Nachdem der in den vorigen Berichten angesprochene Personenkreis sich um einige ,, Ältere und Zugezogene,, erweitert hatte und jetzt in dem Alter war, wo man schon einmal in die Kneipe und ein Bierchen trinken durfte, traf man sich abends im "Gasthaus Zur Linde" bei Onkel ( W. Anhalt).

Dieser hatte einen Sohn, der einigen Späßen auch nicht abgeneigt war. So war es auch auf einem Sonntagabend. Wir steckten voller Tatendrang und bekamen zur fortgeschrittenen Stunde Hunger.

Da aber der Wirt schließen und uns nichts mehr zu essen geben wollte, wurde ein Plan ausgeheckt selbst etwas gegen den Hunger zu tun.

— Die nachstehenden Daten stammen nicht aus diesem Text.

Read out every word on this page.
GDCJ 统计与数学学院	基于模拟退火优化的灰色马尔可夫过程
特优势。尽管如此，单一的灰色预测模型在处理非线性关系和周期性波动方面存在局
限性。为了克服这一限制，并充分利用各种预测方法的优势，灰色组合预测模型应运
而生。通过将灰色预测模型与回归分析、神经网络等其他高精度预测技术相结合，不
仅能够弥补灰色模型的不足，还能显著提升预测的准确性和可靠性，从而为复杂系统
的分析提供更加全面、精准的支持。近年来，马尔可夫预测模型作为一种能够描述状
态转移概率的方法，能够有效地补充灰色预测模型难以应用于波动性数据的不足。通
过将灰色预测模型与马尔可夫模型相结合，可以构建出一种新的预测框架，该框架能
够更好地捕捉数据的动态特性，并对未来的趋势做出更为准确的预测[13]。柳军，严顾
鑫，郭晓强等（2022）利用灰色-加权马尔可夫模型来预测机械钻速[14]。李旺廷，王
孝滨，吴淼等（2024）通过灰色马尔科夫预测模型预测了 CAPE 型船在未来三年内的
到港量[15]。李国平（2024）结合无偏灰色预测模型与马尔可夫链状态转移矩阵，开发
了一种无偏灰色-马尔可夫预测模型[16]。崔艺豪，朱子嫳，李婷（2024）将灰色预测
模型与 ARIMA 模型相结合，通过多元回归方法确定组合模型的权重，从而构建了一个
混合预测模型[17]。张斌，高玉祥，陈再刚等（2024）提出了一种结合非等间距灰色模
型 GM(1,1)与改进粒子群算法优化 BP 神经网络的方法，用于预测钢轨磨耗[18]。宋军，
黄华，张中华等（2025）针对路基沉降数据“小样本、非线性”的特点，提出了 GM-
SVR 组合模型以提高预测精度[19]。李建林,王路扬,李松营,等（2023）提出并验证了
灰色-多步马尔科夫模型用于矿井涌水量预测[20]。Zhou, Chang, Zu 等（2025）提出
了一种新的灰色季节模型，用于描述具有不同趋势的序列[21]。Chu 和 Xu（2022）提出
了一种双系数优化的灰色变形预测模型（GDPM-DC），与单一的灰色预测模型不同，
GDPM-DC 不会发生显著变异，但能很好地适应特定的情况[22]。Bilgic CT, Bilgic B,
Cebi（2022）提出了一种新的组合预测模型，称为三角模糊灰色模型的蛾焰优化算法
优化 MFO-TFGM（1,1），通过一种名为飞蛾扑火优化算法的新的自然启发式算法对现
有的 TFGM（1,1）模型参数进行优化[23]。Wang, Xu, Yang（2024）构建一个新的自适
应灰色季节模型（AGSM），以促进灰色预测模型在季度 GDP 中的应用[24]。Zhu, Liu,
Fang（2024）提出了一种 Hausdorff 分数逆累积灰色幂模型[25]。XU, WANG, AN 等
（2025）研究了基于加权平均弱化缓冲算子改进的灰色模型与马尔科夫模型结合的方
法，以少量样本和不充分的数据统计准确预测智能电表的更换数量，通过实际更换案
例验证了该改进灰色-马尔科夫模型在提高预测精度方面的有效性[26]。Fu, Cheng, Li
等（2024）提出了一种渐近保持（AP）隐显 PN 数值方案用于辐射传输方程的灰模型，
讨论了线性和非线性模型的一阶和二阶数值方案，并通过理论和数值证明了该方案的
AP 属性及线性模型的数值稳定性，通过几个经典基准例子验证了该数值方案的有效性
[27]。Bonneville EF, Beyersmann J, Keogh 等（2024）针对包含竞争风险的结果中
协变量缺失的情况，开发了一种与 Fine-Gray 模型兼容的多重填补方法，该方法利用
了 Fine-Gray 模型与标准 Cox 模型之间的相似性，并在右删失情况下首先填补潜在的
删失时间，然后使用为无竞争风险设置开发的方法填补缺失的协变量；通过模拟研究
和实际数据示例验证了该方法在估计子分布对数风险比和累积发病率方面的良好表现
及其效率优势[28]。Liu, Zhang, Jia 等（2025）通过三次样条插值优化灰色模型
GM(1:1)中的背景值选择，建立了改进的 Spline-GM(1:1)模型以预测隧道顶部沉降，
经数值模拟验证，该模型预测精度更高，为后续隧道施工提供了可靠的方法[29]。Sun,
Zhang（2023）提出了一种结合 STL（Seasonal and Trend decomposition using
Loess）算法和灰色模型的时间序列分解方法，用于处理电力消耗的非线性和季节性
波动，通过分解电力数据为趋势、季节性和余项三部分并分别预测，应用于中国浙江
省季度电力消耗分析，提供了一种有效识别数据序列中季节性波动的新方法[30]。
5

Gesagt, getan. Die Kneipe wurde geschlossen und wir zogen zwei Häuser weiter ins untere Dorf zu einem der auch dieser Runde angehörte und dessen Eltern im Urlaub waren.

Wir spielten dann Heinzelmännchen und begaben uns sofort an die Arbeit. Einige schalten und neben Kartoffeln, andere putzten Zwiebeln und andere wiederum kochten Pudding.

Da ja Kartoffelpuffer bekanntlich in Fett gebacken werden, musste Schmalz (vom letzten Schlachtfest ? ) her.

Wir wurden dann in einem Schrank fündig und das Backen konnte beginnen. Es war ein echter Gaumenschmaus und wir verließen - in entsprechendem Zustand - in den frühen Morgenstunden des Montags unseren Gastgeber, nicht ohne vorher versucht zu haben, alles ungeschehen zu hinterlassen.

Aber bereits am Montagabend machte es die Runde, dass fast alle - bis auf die magenunempfindlichen - seit dem Vormittag Probleme im Magen-Darm-Bereich hatten.

Als Ursache stellte sich später heraus, dass wir die falschen Gröppen (Tonkrüge) erwischt hatten, denn in diesem war ranziges Schmalz.

Das war die Strafe für unsere nächtliche Sause.